The Corps said it’s assessing the damage to levees, structures and navigation channels, and will begin notifying affected communities in February.
“We want to identify every place where we have problem areas. Once we have those identified, we get to those as quickly as we can before the next big flood. Hopefully, it doesn’t come this year,” Corps spokesman Bob Anderson said. “If it does come this year, that’s when those communities in the areas of greater risk would need to be notified.”
Congress gave the Corps $802 million in December to fix levees up and down the river.
Identifying the weakest points and letting people know where they are is part of that, said Anderson, a spokesman for the Corps’ Vicksburg Division.
Assessments began as soon as the floodwaters went down, he said, and repairs are underway in parts of Missouri and some areas north of Vicksburg, Miss.

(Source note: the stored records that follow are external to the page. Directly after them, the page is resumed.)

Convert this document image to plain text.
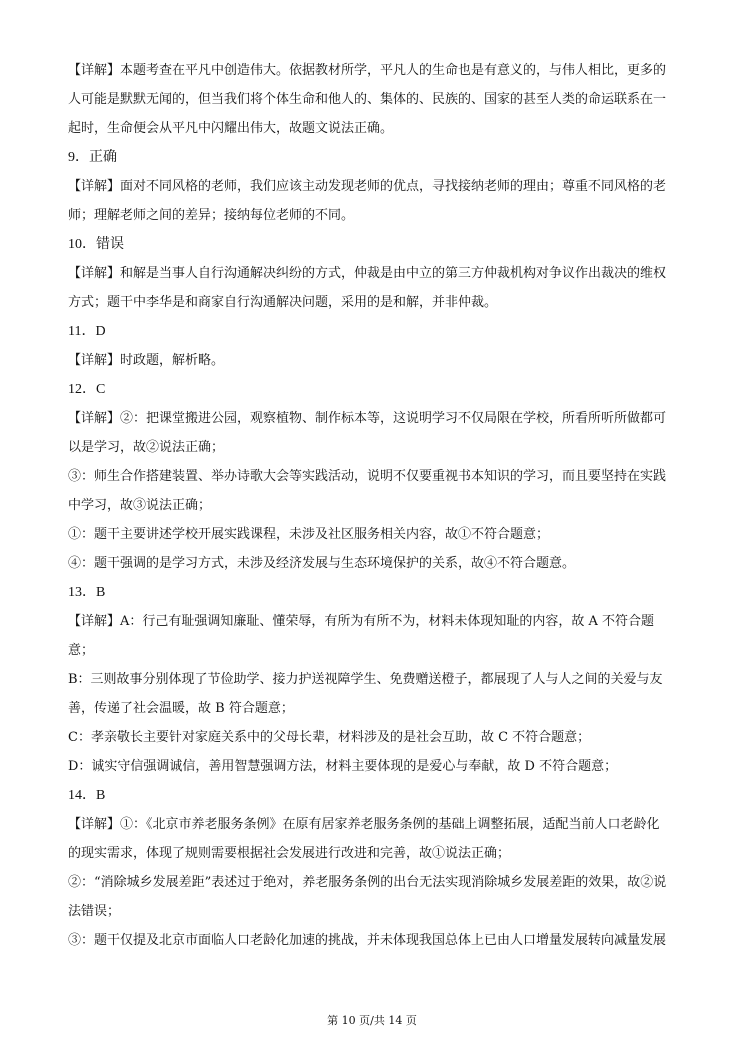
【详解】本题考查在平凡中创造伟大。依据教材所学，平凡人的生命也是有意义的，与伟人相比，更多的
人可能是默默无闻的，但当我们将个体生命和他人的、集体的、民族的、国家的甚至人类的命运联系在一
起时，生命便会从平凡中闪耀出伟大，故题文说法正确。
9．正确
【详解】面对不同风格的老师，我们应该主动发现老师的优点，寻找接纳老师的理由；尊重不同风格的老
师；理解老师之间的差异；接纳每位老师的不同。
10．错误
【详解】和解是当事人自行沟通解决纠纷的方式，仲裁是由中立的第三方仲裁机构对争议作出裁决的维权
方式；题干中李华是和商家自行沟通解决问题，采用的是和解，并非仲裁。
11．D
【详解】时政题，解析略。
12．C
【详解】②：把课堂搬进公园，观察植物、制作标本等，这说明学习不仅局限在学校，所看所听所做都可
以是学习，故②说法正确；
③：师生合作搭建装置、举办诗歌大会等实践活动，说明不仅要重视书本知识的学习，而且要坚持在实践
中学习，故③说法正确；
①：题干主要讲述学校开展实践课程，未涉及社区服务相关内容，故①不符合题意；
④：题干强调的是学习方式，未涉及经济发展与生态环境保护的关系，故④不符合题意。
13．B
【详解】A：行己有耻强调知廉耻、懂荣辱，有所为有所不为，材料未体现知耻的内容，故 A 不符合题
意；
B：三则故事分别体现了节俭助学、接力护送视障学生、免费赠送橙子，都展现了人与人之间的关爱与友
善，传递了社会温暖，故 B 符合题意；
C：孝亲敬长主要针对家庭关系中的父母长辈，材料涉及的是社会互助，故 C 不符合题意；
D：诚实守信强调诚信，善用智慧强调方法，材料主要体现的是爱心与奉献，故 D 不符合题意；
14．B
【详解】①：《北京市养老服务条例》在原有居家养老服务条例的基础上调整拓展，适配当前人口老龄化
的现实需求，体现了规则需要根据社会发展进行改进和完善，故①说法正确；
②：“消除城乡发展差距”表述过于绝对，养老服务条例的出台无法实现消除城乡发展差距的效果，故②说
法错误；
③：题干仅提及北京市面临人口老龄化加速的挑战，并未体现我国总体上已由人口增量发展转向减量发展
第 10 页/共 14 页
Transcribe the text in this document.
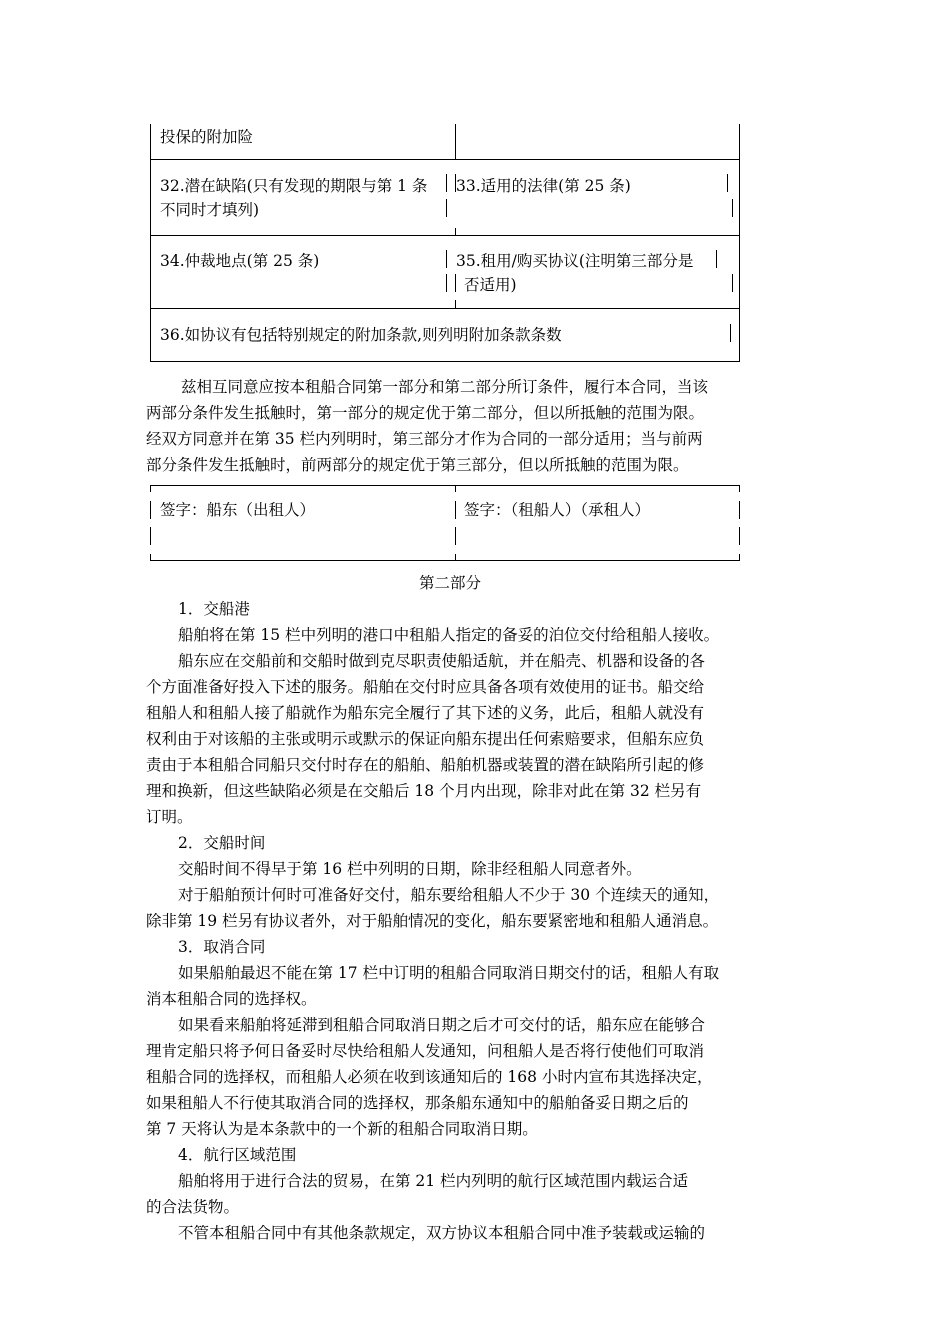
投保的附加险
32.潜在缺陷(只有发现的期限与第 1 条
不同时才填列)
33.适用的法律(第 25 条)
34.仲裁地点(第 25 条)	35.租用/购买协议(注明第三部分是
否适用)
36.如协议有包括特别规定的附加条款,则列明附加条款条数
兹相互同意应按本租船合同第一部分和第二部分所订条件，履行本合同，当该
两部分条件发生抵触时，第一部分的规定优于第二部分，但以所抵触的范围为限。
经双方同意并在第 35 栏内列明时，第三部分才作为合同的一部分适用；当与前两
部分条件发生抵触时，前两部分的规定优于第三部分，但以所抵触的范围为限。
签字：船东（出租人）	签字：（租船人）（承租人）
第二部分
1．交船港
船舶将在第 15 栏中列明的港口中租船人指定的备妥的泊位交付给租船人接收。
船东应在交船前和交船时做到克尽职责使船适航，并在船壳、机器和设备的各
个方面准备好投入下述的服务。船舶在交付时应具备各项有效使用的证书。船交给
租船人和租船人接了船就作为船东完全履行了其下述的义务，此后，租船人就没有
权利由于对该船的主张或明示或默示的保证向船东提出任何索赔要求，但船东应负
责由于本租船合同船只交付时存在的船舶、船舶机器或装置的潜在缺陷所引起的修
理和换新，但这些缺陷必须是在交船后 18 个月内出现，除非对此在第 32 栏另有
订明。
2．交船时间
交船时间不得早于第 16 栏中列明的日期，除非经租船人同意者外。
对于船舶预计何时可准备好交付，船东要给租船人不少于 30 个连续天的通知，
除非第 19 栏另有协议者外，对于船舶情况的变化，船东要紧密地和租船人通消息。
3．取消合同
如果船舶最迟不能在第 17 栏中订明的租船合同取消日期交付的话，租船人有取
消本租船合同的选择权。
如果看来船舶将延滞到租船合同取消日期之后才可交付的话，船东应在能够合
理肯定船只将予何日备妥时尽快给租船人发通知，问租船人是否将行使他们可取消
租船合同的选择权，而租船人必须在收到该通知后的 168 小时内宣布其选择决定，
如果租船人不行使其取消合同的选择权，那条船东通知中的船舶备妥日期之后的
第 7 天将认为是本条款中的一个新的租船合同取消日期。
4．航行区域范围
船舶将用于进行合法的贸易，在第 21 栏内列明的航行区域范围内载运合适
的合法货物。
不管本租船合同中有其他条款规定，双方协议本租船合同中准予装载或运输的
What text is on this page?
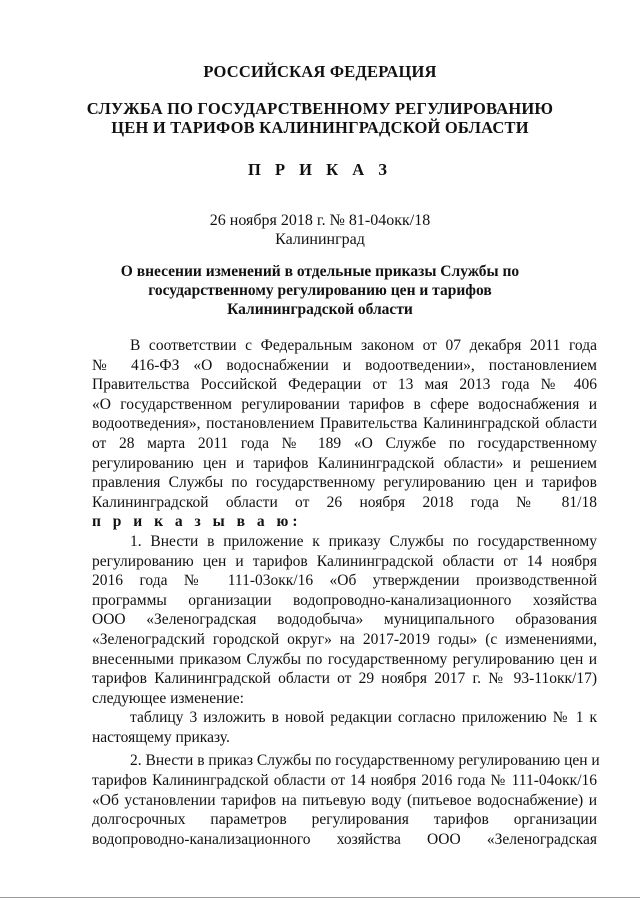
РОССИЙСКАЯ ФЕДЕРАЦИЯ
СЛУЖБА ПО ГОСУДАРСТВЕННОМУ РЕГУЛИРОВАНИЮ
ЦЕН И ТАРИФОВ КАЛИНИНГРАДСКОЙ ОБЛАСТИ
П Р И К А З
26 ноября 2018 г. № 81-04окк/18
Калининград
О внесении изменений в отдельные приказы Службы по
государственному регулированию цен и тарифов
Калининградской области
В соответствии с Федеральным законом от 07 декабря 2011 года
№ 416-ФЗ «О водоснабжении и водоотведении», постановлением
Правительства Российской Федерации от 13 мая 2013 года № 406
«О государственном регулировании тарифов в сфере водоснабжения и
водоотведения», постановлением Правительства Калининградской области
от 28 марта 2011 года № 189 «О Службе по государственному
регулированию цен и тарифов Калининградской области» и решением
правления Службы по государственному регулированию цен и тарифов
Калининградской области от 26 ноября 2018 года № 81/18
п р и к а з ы в а ю:
1. Внести в приложение к приказу Службы по государственному
регулированию цен и тарифов Калининградской области от 14 ноября
2016 года № 111-03окк/16 «Об утверждении производственной
программы организации водопроводно-канализационного хозяйства
ООО «Зеленоградская вододобыча» муниципального образования
«Зеленоградский городской округ» на 2017-2019 годы» (с изменениями,
внесенными приказом Службы по государственному регулированию цен и
тарифов Калининградской области от 29 ноября 2017 г. № 93-11окк/17)
следующее изменение:
таблицу 3 изложить в новой редакции согласно приложению № 1 к
настоящему приказу.
2. Внести в приказ Службы по государственному регулированию цен и
тарифов Калининградской области от 14 ноября 2016 года № 111-04окк/16
«Об установлении тарифов на питьевую воду (питьевое водоснабжение) и
долгосрочных параметров регулирования тарифов организации
водопроводно-канализационного хозяйства ООО «Зеленоградская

“Each damaged location has been characterized by its likelihood of failure and potential consequences if there is a failure,” said Scott Whitney, regional flood risk manager for the Mississippi Valley Division. He said the Corps will use a web-based application called CorpsMap and information papers to send out the information.
The Corps said in December that there was a significant risk of more flooding along the Birds Point Floodway, where it blew three holes in a levee to relieve pressure as floods threatened nearby Cairo, Ill. The floodway levee is designed to be breached in cases of extreme flooding.
It has been rebuilt to 55 feet, but still needs to be raised to 62.5 feet, he said.
“A couple more areas that we haven’t fixed but know where they are, are where the river tried to change course,” Anderson said.
He said the biggest of those was just north of Tiptonville, Tenn. Another, less seriously damaged area is north of Louisiana’s Old River Control Structure built in 1962 to keep the Atchafalaya River from capturing the Mississippi.
The bank there had been covered with concrete mats tied together with steel wire to keep the current from scouring out the riverbank. “The force of the river was so strong along that bend that it tore up some of those revetments and gouged out a large section of the bank,” Anderson said.
Other Corps divisions are in charge of repairs along the Ohio and Missouri rivers.
Most of the damage along the Mississippi River is from St. Louis south, he said.
By and large, the levees and other structures did what they were supposed to, he said. “The river was constantly attacking, it pummeled the system itself, but it never did knock it down.”